The country has comparative labor cost advantages to attract labor-intensive manufacturing and the government has been aggressive in courting foreign direct investment (FDI) in manufacturing by providing tax incentives and improving infrastructure. Vietnam also has diversified export exposure, with the EU and the US as its largest partners. Export growth to China and South Korea are also strong.
Vietnam has signed a FTA with South Korea and been working on a comprehensive agreement with both the US and the EU through the Trans Pacific Partnership (TPP) and the EU Free Trade Agreement (EU FTA). In 2014 its market share rose to 0.8 per cent of total global trade, from 0.7 per cent in 2013. The July Production Managers’ Index (PMI) rose to 52.6 from 52.2 in June.

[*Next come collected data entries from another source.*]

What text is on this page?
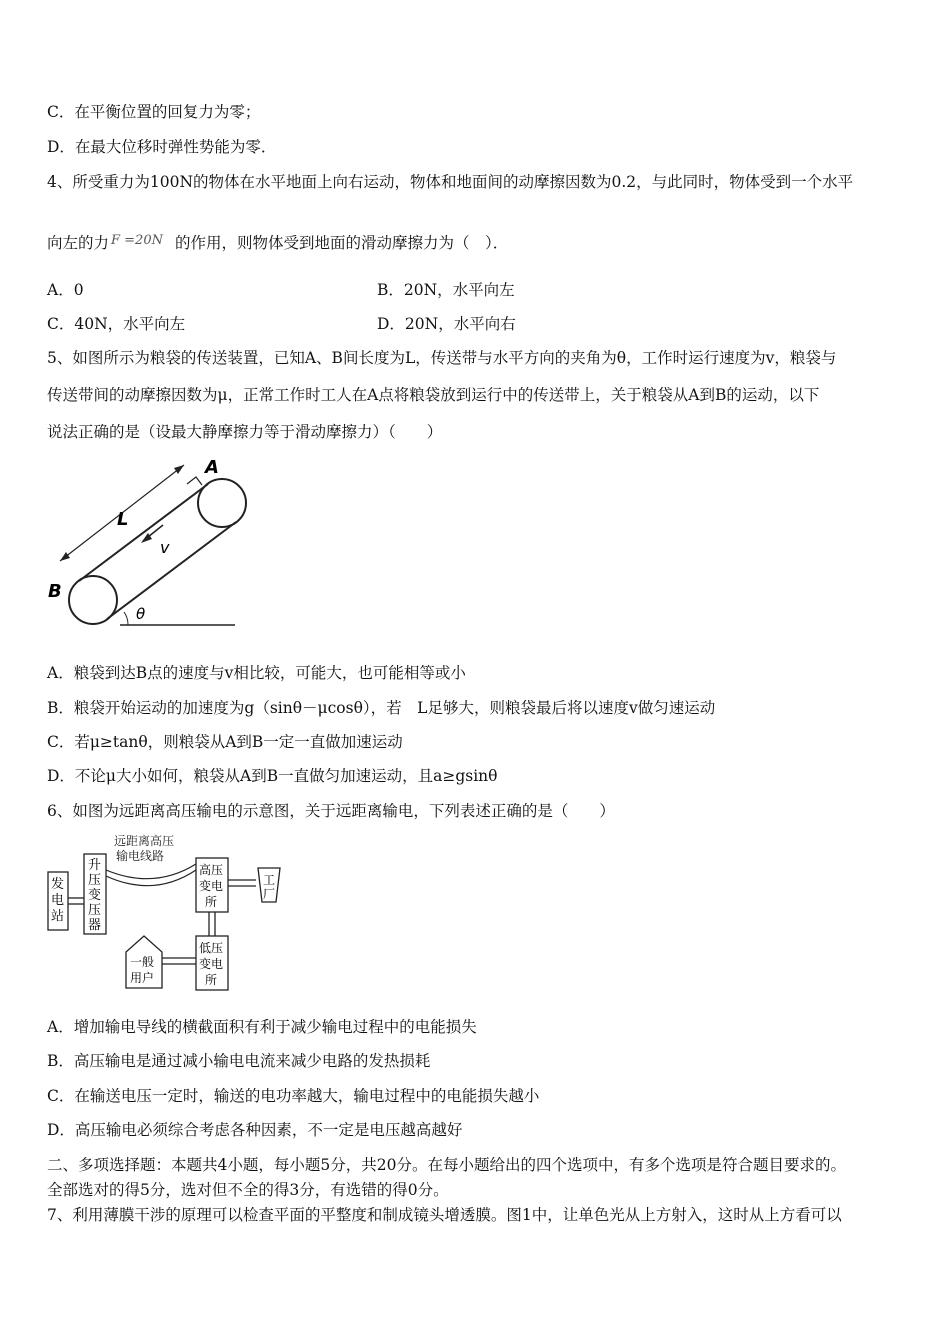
C．在平衡位置的回复力为零；
D．在最大位移时弹性势能为零．
4、所受重力为100N的物体在水平地面上向右运动，物体和地面间的动摩擦因数为0.2，与此同时，物体受到一个水平
向左的力 F =20N 的作用，则物体受到地面的滑动摩擦力为（　）．
A．0	B．20N，水平向左
C．40N，水平向左	D．20N，水平向右
5、如图所示为粮袋的传送装置，已知A、B间长度为L，传送带与水平方向的夹角为θ，工作时运行速度为v，粮袋与
传送带间的动摩擦因数为μ，正常工作时工人在A点将粮袋放到运行中的传送带上，关于粮袋从A到B的运动，以下
说法正确的是（设最大静摩擦力等于滑动摩擦力）（　　）
A
B
L
v
θ
A．粮袋到达B点的速度与v相比较，可能大，也可能相等或小
B．粮袋开始运动的加速度为g（sinθ－μcosθ），若　L足够大，则粮袋最后将以速度v做匀速运动
C．若μ≥tanθ，则粮袋从A到B一定一直做加速运动
D．不论μ大小如何，粮袋从A到B一直做匀加速运动，且a≥gsinθ
6、如图为远距离高压输电的示意图，关于远距离输电，下列表述正确的是（　　）
远距离高压
输电线路
发
电
站
升
压
变
压
器
高压
变电
所
工
厂
低压
变电
所
一般
用户
A．增加输电导线的横截面积有利于减少输电过程中的电能损失
B．高压输电是通过减小输电电流来减少电路的发热损耗
C．在输送电压一定时，输送的电功率越大，输电过程中的电能损失越小
D．高压输电必须综合考虑各种因素，不一定是电压越高越好
二、多项选择题：本题共4小题，每小题5分，共20分。在每小题给出的四个选项中，有多个选项是符合题目要求的。
全部选对的得5分，选对但不全的得3分，有选错的得0分。
7、利用薄膜干涉的原理可以检查平面的平整度和制成镜头增透膜。图1中，让单色光从上方射入，这时从上方看可以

Even domestic demand is on the mend, and HSBC said that the biggest risks to Vietnam will be domestic-oriented rather than externally driven. “Comparative labor advantages and limited exposure to portfolio investment limit the impact of slowing external demand and the unpredictable nature of capital flows,” the bank stated.
However, two domestic developments are worth highlighting. The first is a widening fiscal deficit, with the Ministry of Finance (MoF) recently trying to tap into the foreign reserves of the aState Bank of Vietnam (SBV). The second is the continued crowding out by State-owned sector investment over the more efficient private sector.